Abg. Ingrid Hassler-Gerner:
Ich möchte fragen, ob diese vorgesehene Geschäftsordnung auch in Form eines Gesetzes zu erlassen wäre. Ist das eine Möglichkeit? Und noch einmal wegen der Vertraulichkeit der Informationen über das Auswahlverfahren: Hier habe ich Sie so verstanden, dass bestenfalls im nichtöffentlichen Landtag Informationen verteilt werden könnten über die Vorgeschichte des Auswahlverfahrens, und dass allenfalls auch über ausgeschiedene oder andere Kandidaten berichtet wird. Ist das das Maximum, was der Landtag erfahren kann ausser dem geeinten Vorschlag des Gremiums?Abg. Ivo Klein:
Danke, Herr Präsident. Wenn ich den Satz «der Landtagspräsident gibt dem Landtag den vom Gremium empfohlenen Kandidaten bekannt» richtig verstehe, dann erfahren wir einfach, wer vorgeschlagen oder empfohlen wird. Ich möchte einfach meine Anregung oder meinen Gedanken noch einmal wiederholen und vielleicht auch noch eine Stellungnahme von Ihnen, Herr Regierungschef, erhalten. Nach meinem Dafürhalten sind wir ein Entscheidungsgremium in dieser Frage. Wir brauchen auch einen Bericht, wir müssen das Ganze nachvollziehen können: Warum sind die Leute im Auswahlgremium zu diesem Entschluss gekommen? Können Sie hierzu noch bitte Stellung nehmen?
Abg. Peter Sprenger:
Herr Regierungschef: Es tut mir leid, aber Sie reden - wie immer im Zusammenhang mit dieser Vorlage - schön. Sie reden von einem objektivierten Verfahren im Zusammenhang mit diesem Gremium. Was nützt uns das objektivierteste oder das objektivste Verfahren, wenn letztlich der Fürst sagt, wo es langgeht. Das haben Sie bis jetzt nicht erklärt.Und ein Zweites: Zwei Dinge, die in der Praxis praktisch keine grosse Rolle spielen - das haben Sie selbst konzediert - nämlich einerseits die Aufgabe des Vetos im Extremfall und die Möglichkeit der Entscheidung einer Pattsituation durch eine Volkswahl werden für den Normalfall, nämlich die Auswahl der Richter durch den Landtag, geopfert. Wo sehen Sie denn da die Stärkung der Demokratie? Der Erklärungsbedarf ist meines Erachtens weiterhin gegeben. Ich möchte Sie ersuchen, dazu Stellung zu nehmen.Und ein Drittes: Sie haben meine Frage, nämlich warum die Details wie eine Urteilsformel oder das konkrete Prozedere, das langatmig in Abs. 3 ausgebreitet wird, warum dieses in einer Verfassung enthalten sein muss. Das sehe ich beim besten Willen nicht ein.Abg.

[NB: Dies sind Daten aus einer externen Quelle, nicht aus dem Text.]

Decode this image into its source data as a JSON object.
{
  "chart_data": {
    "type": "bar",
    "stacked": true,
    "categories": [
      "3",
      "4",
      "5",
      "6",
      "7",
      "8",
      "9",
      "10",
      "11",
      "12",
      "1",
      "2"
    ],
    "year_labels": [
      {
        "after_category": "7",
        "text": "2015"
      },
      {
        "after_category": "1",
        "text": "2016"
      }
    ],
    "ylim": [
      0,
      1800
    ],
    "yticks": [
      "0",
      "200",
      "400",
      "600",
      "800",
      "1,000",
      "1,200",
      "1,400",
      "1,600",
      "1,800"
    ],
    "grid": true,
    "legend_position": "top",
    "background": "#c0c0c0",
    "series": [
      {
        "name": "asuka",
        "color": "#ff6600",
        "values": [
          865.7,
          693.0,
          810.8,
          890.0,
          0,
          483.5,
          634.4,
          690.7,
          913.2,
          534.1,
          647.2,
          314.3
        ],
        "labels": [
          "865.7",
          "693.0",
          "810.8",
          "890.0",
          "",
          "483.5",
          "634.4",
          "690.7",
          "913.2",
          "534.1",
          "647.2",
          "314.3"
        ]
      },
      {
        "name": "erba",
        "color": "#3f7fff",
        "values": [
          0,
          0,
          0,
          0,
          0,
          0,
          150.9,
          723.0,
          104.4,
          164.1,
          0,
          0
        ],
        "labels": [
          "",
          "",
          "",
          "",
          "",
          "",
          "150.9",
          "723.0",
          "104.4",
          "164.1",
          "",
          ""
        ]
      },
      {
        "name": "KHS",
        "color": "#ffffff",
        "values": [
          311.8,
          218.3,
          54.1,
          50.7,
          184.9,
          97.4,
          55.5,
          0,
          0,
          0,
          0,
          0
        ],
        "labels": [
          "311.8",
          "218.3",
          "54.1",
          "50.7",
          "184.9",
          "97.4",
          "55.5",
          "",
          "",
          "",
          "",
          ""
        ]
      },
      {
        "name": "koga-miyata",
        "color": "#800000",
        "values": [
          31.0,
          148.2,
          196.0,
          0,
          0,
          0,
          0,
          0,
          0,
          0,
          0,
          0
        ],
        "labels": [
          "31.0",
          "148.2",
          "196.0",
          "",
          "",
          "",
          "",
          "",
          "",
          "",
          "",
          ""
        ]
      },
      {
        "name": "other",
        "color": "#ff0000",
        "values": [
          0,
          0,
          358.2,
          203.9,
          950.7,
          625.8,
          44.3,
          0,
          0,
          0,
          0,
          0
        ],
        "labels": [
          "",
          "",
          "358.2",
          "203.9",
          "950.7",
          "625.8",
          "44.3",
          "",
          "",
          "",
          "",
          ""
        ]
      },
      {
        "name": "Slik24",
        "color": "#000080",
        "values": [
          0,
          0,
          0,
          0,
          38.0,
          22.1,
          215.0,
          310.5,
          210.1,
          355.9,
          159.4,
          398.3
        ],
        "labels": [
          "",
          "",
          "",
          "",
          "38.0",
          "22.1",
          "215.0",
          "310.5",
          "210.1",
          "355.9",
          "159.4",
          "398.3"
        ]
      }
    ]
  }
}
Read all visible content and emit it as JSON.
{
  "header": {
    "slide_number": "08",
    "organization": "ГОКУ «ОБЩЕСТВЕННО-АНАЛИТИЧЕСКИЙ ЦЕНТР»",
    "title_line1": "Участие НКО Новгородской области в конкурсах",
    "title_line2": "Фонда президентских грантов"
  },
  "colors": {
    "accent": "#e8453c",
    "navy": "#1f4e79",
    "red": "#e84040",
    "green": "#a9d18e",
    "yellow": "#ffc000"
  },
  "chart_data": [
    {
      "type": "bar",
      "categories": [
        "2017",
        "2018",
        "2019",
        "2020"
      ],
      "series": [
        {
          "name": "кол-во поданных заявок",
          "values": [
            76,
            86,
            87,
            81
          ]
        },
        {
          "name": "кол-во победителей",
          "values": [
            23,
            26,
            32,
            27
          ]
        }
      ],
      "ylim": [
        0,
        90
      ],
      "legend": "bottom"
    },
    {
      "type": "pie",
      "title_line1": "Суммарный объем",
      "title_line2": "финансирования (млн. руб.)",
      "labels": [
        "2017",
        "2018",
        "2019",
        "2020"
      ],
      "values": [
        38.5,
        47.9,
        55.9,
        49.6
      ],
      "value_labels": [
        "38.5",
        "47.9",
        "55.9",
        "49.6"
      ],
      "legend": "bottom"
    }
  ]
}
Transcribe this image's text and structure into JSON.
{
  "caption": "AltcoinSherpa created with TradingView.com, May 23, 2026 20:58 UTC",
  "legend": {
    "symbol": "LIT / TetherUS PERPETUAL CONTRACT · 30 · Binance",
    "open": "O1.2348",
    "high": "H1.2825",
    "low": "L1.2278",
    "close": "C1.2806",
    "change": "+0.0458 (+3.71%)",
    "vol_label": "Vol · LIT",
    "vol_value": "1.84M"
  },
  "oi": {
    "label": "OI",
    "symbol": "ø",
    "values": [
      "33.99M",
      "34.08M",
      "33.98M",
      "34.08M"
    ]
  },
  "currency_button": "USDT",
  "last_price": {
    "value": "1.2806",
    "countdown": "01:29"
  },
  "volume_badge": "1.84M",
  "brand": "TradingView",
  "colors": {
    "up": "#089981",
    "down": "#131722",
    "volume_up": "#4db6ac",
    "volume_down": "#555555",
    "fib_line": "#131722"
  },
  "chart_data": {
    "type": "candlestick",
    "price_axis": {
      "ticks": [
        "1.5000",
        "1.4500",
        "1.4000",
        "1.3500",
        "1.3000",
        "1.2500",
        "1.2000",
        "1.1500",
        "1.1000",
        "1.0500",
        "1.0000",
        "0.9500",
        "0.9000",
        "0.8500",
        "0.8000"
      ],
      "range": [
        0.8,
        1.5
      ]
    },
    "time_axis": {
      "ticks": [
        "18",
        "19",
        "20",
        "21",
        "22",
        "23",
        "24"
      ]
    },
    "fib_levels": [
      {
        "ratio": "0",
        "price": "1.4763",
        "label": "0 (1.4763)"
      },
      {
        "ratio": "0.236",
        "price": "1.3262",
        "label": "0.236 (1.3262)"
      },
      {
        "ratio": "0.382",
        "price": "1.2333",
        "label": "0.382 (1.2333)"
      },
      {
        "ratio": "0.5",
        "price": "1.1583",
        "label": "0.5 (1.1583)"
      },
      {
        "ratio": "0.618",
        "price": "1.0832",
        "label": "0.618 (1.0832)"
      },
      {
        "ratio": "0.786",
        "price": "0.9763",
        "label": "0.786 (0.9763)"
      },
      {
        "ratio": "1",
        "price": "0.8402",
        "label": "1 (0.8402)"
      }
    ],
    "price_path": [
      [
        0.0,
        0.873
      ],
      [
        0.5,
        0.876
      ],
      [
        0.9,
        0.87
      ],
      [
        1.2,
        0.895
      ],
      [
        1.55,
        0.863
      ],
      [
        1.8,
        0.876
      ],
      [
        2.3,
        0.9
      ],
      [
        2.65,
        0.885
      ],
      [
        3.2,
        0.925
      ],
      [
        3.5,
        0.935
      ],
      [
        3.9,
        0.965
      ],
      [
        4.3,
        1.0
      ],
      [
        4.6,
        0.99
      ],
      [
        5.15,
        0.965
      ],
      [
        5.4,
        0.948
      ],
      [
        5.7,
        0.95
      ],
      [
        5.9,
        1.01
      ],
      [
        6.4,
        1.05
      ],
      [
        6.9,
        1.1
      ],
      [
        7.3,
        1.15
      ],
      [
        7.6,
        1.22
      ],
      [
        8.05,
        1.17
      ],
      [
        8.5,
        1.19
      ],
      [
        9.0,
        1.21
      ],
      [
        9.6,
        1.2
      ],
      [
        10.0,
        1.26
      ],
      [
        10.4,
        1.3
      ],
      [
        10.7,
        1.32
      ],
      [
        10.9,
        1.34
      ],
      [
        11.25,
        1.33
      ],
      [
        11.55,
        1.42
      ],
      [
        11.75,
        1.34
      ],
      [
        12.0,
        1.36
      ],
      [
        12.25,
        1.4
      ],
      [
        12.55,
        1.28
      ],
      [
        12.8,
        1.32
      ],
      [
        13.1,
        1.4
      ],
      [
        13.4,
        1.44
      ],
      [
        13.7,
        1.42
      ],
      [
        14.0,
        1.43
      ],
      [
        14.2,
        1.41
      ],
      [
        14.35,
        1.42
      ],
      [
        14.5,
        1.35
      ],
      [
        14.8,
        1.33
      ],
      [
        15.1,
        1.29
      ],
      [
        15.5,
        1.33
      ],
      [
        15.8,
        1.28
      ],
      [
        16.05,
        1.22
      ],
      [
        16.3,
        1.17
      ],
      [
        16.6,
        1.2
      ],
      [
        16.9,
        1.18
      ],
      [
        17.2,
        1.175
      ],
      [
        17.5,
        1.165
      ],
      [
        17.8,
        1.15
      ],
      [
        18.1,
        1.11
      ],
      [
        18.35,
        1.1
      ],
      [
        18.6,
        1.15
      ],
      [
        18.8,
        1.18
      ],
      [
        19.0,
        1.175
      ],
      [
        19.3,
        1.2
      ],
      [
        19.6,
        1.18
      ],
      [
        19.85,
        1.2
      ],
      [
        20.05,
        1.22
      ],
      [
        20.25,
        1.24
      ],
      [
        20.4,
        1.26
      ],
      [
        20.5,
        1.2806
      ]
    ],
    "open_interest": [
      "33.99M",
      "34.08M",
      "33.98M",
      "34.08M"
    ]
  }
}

Paul Vogt:
Ich glaube, es ist jetzt auch noch einmal an der Zeit, grundsätzlich Überlegungen zu diesem absoluten Vetorecht des Fürsten bei der Richterernennung zu machen: Ich meine, es ergeben sich hier genau die gleichen grundsätzlichen Bedenken wie beim Sanktionsrecht. Ich möchte das nicht einfach so stehen lassen, dass es völlig im Belieben des Fürsten steht, einen vom Landtag gewählten Richter zu ernennen oder nicht. Eine Wahl durch den Landtag ist auf demokratischem Weg zustande gekommen, und wenn der Fürst einen so Gewählten nicht ernennt, dann ist das ein sehr schwerer Eingriff in einen demokratischen Entscheid. Ich meine, ein solcher Eingriff muss sorgfältig begründet werden und er muss vor allem auch objektiv gesehen notwendig sein. Ansonsten geht der Landesfürst aus demokratischer Sicht darüber hinaus, was er tun darf.Eine kleine Anmerkung noch zu einem anderen Problem: Was passiert denn eigentlich, wenn sich das Gremium auf keinen Richter einigen kann? Also, wenn in diesem Gremium, so wie es bestellt ist, die Mitglieder der Meinung sind, es müsste ein bestimmter Kandidat gewählt oder vorgeschlagen werden, der Fürst beharrt aber auf einem anderen Kandidaten, sodass es eintreten könnte, dass sich das Gremium gar nicht auf einen Kandidaten einigen kann. Gilt dann das, was der Fürst in einem Interview einmal angetönt hat: Nach 1945 sei es so gewesen, dass er dem Landtag klargemacht habe, der Landtag könne vorschlagen wen immer er wolle, der Fürst werde aber nur Alexander Frick als Regierungschef ernennen.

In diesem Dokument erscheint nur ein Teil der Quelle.